Dernek Yönetim Kurulu Üyelerinin Derneğe Karşı Yükümlülükleri

yonetim-WZ3ARXS7DF

Av. Şevval CEYHAN

  1. Dernek ile Yönetim Kurulu Üyeleri Arasındaki Hukuki İlişkinin Niteliği

            TMK ve Der. K.’da dernek yönetim kurulunun derneği temsil görevi olduğu belirtilmekte ancak yönetim kurulunun hukuki niteliğine dair bir açıklama yer almamaktadır. Yönetim kurulu bir kurul organdır ve dolayısıyla yönetim kurulu ile dernek arasında bir sözleşme ilişkisi değil, organik bir bağ bulunmaktadır. Tüzel kişilik gibi soyut bir kavram olan yönetim kurulu, üyeleri ile somutluk kazanmaktadır. Yönetim kurulu üyeleri ile dernek arasında ise sözleşme ilişkisi bulunmaktadır1.

            Dernek yönetim kurulu ile dernek arasındaki sözleşme ilişkisinin niteliği doktrinde tartışmalıdır. Ön plana çıkan görüşler, bu sözleşmenin hukuki niteliğinin vekâlet veya hizmet sözleşmesi olduğu yönündedir. Dernek ile yönetim kurulu üyeleri arasındaki ilişkiyi vekâlet sözleşmesi olarak değerlendirmek daha uygun olacaktır ve Yargıtay’ın da yaygın görüşü bu yöndedir. Şöyle ki, hizmet sözleşmesi TBK m. 393/1’de işçinin işverene bağımlı şekilde belirli veya belirsiz süreyle iş görmeyi ve işverenin de ona zamana veya yapılan işe göre ücret ödemeyi üstlendiği sözleşme şeklinde tanımlanmaktadır2. Tanımdan da anlaşılacağı üzere hizmet sözleşmesinde ücret ve bağımlılık unsurları ön plandadır.
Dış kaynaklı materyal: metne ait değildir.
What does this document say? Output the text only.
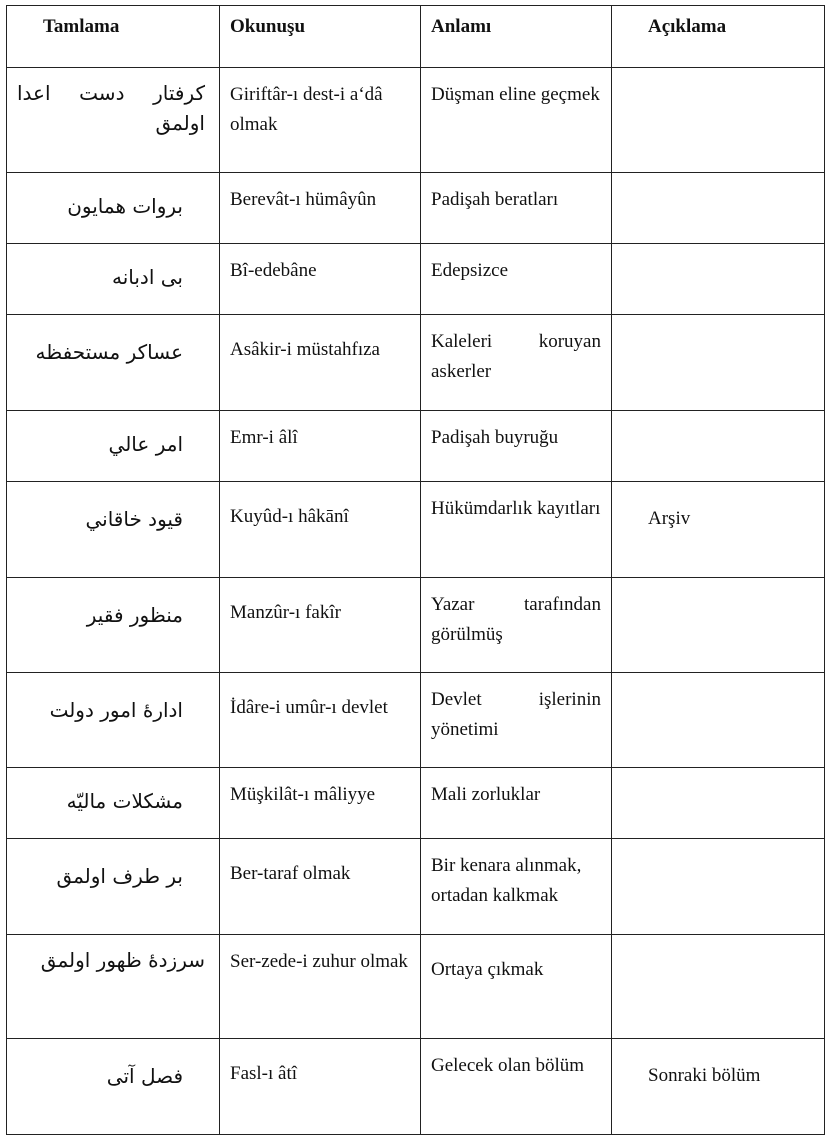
Tamlama	Okunuşu	Anlamı	Açıklama

كرفتار دست اعدا اولمق	Giriftâr-ı dest-i a‘dâ olmak	Düşman eline geçmek	

بروات همايون	Berevât-ı hümâyûn	Padişah beratları	

بى ادبانه	Bî-edebâne	Edepsizce	

عساكر مستحفظه	Asâkir-i müstahfıza	Kaleleri koruyan askerler	

امر عالي	Emr-i âlî	Padişah buyruğu	

قيود خاقاني	Kuyûd-ı hâkānî	Hükümdarlık kayıtları	Arşiv

منظور فقير	Manzûr-ı fakîr	Yazar tarafından görülmüş	

ادارهٔ امور دولت	İdâre-i umûr-ı devlet	Devlet işlerinin yönetimi	

مشكلات ماليّه	Müşkilât-ı mâliyye	Mali zorluklar	

بر طرف اولمق	Ber-taraf olmak	Bir kenara alınmak, ortadan kalkmak	

سرزدهٔ ظهور اولمق	Ser-zede-i zuhur olmak	Ortaya çıkmak	

فصل آتى	Fasl-ı âtî	Gelecek olan bölüm	Sonraki bölüm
            Aksi kararlaştırılmadığı müddetçe, dernek yönetim kurulu üyelerine ücret ödeme zorunluluğu bulunmamaktadır (Der. K. m. 13/2). Vekilin vekâlet verenin işini görmeyi ya da işlemini yapmayı üstlendiği sözleşmeler vekâlet sözleşmeleridir ve vekâlete ilişkin hükümler uygun düştüğü ölçüde TBK’da düzenlenmemiş olan iş görme sözleşmelerine de uygulanmaktadır (TBK m. 502). Vekâlet sözleşmeleri diğer iş sözleşmelerine göre genel niteliktedir. Sözleşme ilişkisinin vekâlet sözleşmesi mi hizmet sözleşmesi mi olduğu konusunda tereddütte kalınması durumunda sözleşmenin vekâlet sözleşmesi olduğunu kabul etmek gerekmektedir.

 

  1. Yönetim Kurulu Üyelerinin Özen Yükümlülüğü

Özen yükümlülüğü borçlunun yüklenmiş olduğu borcu ifa edebilmesi için zorunlu olan ve kendisinden beklenen dikkat, basiret, itina, fikri ve bedeni yeteneklerin tümüdür. Dernek yönetim kurulunun özen yükümlülüğüne ilişkin TMK ve Der. K.’da açık hüküm bulunmamaktadır. Bu nedenle dernek yönetim kurulunun özen yükümlülüğünün derecesinin tespiti için TBK ve Türk Ticaret Kanunu’nda (TTK) yer alan hükümleri yani sübjektif, objektif ve tedbirli yönetici ölçütlerini irdelemek gerekmektedir3.

 

2.1. Özen Yükümlülüğünün Belirlenmesinde Sübjektif Ölçüt

Sübjektif ölçüte göre özen yükümlülüğü, vekilin müvekkil tarafından bilinen veyahut bilinmesi gereken bilgi derecesi, yetenekleri mesleki deneyimi vb. diğer nitelikleri göz önünde bulundurularak belirlenmektedir. Bu ölçüt hizmet sözleşmesinde işçinin özen borcu ölçütünün belirlenmesinde kullanılmaktadır. Ancak işçinin özen yükümlülüğünün sadece sübjektif ölçüte dayandığı söylemek doğru olmayacaktır. Şöyle ki, TBK m. 396’ya göre, işçi yüklendiği işi özenle yapma borcu altındadır. İşçi, özen borcuna aykırı davranması sonucunda işverene vermiş olduğu bütün zararlardan sorumlu tutulmaktadır.    İşçinin bu sorumluluğunun belirlenmesinde, işin tehlikeli olup olmadığı, uzmanlığı ve eğitimi gerektirip gerektirmediği ve işçinin, işveren tarafından bilinen veya bilinmesi gereken nitelikleri dikkate alınmaktadır (TBK m. 400). İşçi ile işveren arasındaki sözleşme konusu işin tehlikeli olup olmadığı ve uzmanlık gerektirip gerektirmediğinin dikkate alınmasını doktrin objektif ölçüt olarak kabul etmektedir. İşçinin, işverenin bildiği veya bilmesi gereken yetenek ve nitelikleri ise doktrinde sübjektif ölçüt kapsamında değerlendirilmektedir4.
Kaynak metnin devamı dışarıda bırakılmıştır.